[BioC] Using pdInfoBuilder for Human Exon Array

Mon Jun 20 23:41:01 CEST 2011

Hi, 

My name is Maria Rodrigo-Domingo, I am a PhD student in Biostatistics in Aalborg, Denmark. I am trying to create a package for Affymetrix HuEx-1_0 v2 using package pdInfoBuilder in order to build a custom CDF file afterwards. However, I find a number of inconsistencies between the output from R, see below, and the documentation, "Building Annotation Packages with pdInfoBuilder for Use with the oligo Package" by Benilton Carvalho on April 7, 2009. I have surrounded the differences between the documentation and my output by *'s.

Are these differences only due to updates in the package that have not been submitted to the documentation or are they actual errors that will be carried on to my cdf file? The messages related to core, full and extended probeset files do not appear in the documentation either, as I think they were not a possible input at the time the documentation was written, so I just assume they are correct and will not comment anything about them.

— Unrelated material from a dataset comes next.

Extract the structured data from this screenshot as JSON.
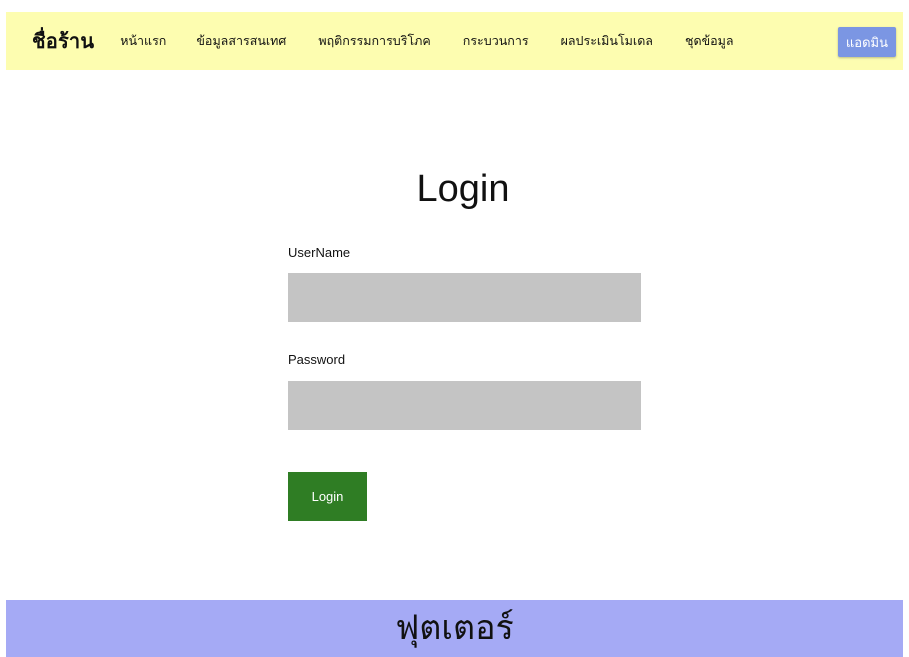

Besides, I get two warning messages that I believe originate from file "HuEx-1_0-st-v2.r2.pgf". Any ideas of what could be causing the warning messages and whether they will affect the resulting package?

Thanks for any feedback.

Best,
Maria

R version 2.13.0 (2011-04-13)
Copyright (C) 2011 The R Foundation for Statistical Computing ISBN 3-900051-07-0
Platform: x86_64-pc-mingw32/x64 (64-bit)

R is free software and comes with ABSOLUTELY NO WARRANTY.
You are welcome to redistribute it under certain conditions.
Type 'license()' or 'licence()' for distribution details.

 Natural language support but running in an English locale

R is a collaborative project with many contributors.
Type 'contributors()' for more information and 'citation()' on how to cite R or R packages in publications.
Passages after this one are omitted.